Abstract

The first circum-Pacific record of the Bajocian dimorphic ammonite Strigoceras septicarinatum, from the Quebrada San Pedro area, Antofagasta, northern Chile, is described and illustrated. Morphological features of two specimens display macroconch and microconch characters of a single biospecies, usually assigned to separate morphospecies of the West Tethyan genera Strigoceras [macroconch] and Cadomoceras [microconch]. Preservational features of these two specimens, found in situ in the same stratigraphic level at the top of the Torcazas Formation, correspond to resedimented elements of the uppermost Bajocian Dimorphinites Biohorizon, contemporaneous with the sedimentary matrix.
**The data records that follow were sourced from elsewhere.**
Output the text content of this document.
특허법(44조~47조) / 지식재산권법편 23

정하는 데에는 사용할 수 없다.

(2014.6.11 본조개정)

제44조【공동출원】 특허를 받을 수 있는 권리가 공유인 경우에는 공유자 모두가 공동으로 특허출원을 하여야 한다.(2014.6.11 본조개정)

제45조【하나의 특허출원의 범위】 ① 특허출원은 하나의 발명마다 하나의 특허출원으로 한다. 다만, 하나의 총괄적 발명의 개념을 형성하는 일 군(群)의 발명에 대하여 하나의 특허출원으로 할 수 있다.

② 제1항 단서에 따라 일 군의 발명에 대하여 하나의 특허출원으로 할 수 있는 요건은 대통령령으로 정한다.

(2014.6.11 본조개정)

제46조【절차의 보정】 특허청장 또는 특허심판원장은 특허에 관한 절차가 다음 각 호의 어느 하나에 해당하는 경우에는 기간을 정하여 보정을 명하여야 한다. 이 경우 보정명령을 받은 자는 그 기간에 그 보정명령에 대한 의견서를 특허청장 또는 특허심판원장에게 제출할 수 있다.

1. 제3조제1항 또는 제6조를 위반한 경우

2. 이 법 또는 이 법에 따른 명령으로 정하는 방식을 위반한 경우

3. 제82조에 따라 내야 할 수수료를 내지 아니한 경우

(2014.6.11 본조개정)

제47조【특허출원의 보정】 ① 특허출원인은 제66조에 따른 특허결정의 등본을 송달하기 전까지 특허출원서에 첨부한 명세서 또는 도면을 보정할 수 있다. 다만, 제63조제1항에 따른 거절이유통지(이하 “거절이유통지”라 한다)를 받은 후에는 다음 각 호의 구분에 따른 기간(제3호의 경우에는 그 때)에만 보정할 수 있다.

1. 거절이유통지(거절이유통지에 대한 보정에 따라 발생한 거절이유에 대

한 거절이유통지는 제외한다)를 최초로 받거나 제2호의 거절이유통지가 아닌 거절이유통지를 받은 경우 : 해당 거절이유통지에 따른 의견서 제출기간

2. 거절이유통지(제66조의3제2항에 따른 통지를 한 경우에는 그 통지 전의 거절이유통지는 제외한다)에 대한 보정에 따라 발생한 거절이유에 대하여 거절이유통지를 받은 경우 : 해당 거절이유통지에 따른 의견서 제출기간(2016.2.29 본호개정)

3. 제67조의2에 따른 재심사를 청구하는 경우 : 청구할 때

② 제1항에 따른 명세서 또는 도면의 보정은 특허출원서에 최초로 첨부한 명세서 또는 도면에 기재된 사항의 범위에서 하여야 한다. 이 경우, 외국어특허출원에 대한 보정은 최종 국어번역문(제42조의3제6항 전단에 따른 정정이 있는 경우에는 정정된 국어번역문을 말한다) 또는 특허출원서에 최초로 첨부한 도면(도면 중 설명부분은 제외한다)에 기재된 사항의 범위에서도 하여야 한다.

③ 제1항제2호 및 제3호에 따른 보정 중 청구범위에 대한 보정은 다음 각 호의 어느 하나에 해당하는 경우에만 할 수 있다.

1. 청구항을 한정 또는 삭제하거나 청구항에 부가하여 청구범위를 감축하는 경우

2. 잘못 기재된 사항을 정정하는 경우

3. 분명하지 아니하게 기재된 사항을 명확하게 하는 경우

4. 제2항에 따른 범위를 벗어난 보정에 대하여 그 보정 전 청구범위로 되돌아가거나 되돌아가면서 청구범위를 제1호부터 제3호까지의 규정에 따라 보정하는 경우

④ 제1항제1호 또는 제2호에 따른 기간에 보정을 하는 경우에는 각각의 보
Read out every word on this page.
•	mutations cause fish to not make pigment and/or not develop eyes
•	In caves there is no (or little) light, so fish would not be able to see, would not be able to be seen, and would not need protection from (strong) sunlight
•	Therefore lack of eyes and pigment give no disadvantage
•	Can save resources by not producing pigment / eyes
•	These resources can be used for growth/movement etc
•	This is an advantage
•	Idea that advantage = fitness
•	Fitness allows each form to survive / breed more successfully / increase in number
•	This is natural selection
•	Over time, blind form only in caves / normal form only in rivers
These specimens represent dimorphic shells produced by extremely scarce individuals inhabiting the Tarapaca Basin, without evidence of lasting biostratinomic modifications such as sorting by necroplanktic drift or biostratinomic encrusting. In the Tarapaca Basin, the distribution of ammonite shells was taphonomically and ecologically driven by regional changes of relative sea level. Taphonomic, paleoecological and paleobiogeographical observations in the areas of Quebrada San Pedro and Caracoles corroborate the development of an advanced-deepening phase, with episodes of sedimentary starvation, during the uppermost Bajocian, Parkinsoni Zone. This phase characterizes the last episode within a deepening half-cycle of a third order and the maximum deepening of a second-order, transgressive/regressive facies cycle, in the marine, back-arc Tarapaca Basin during the Bajocian–Bathonian interval. These paleontological and paleoenvironmental results represent new criteria to characterize the Dimorphinites Biohorizon in the Tarapaca Basin, allowing the identification the upper Bajocian Parkinsoni Zone in the East Pacific Subrealm, as well as chronocorrelation between the West Tethyan and East Pacific basins at the Bajocian/Bathonian boundary.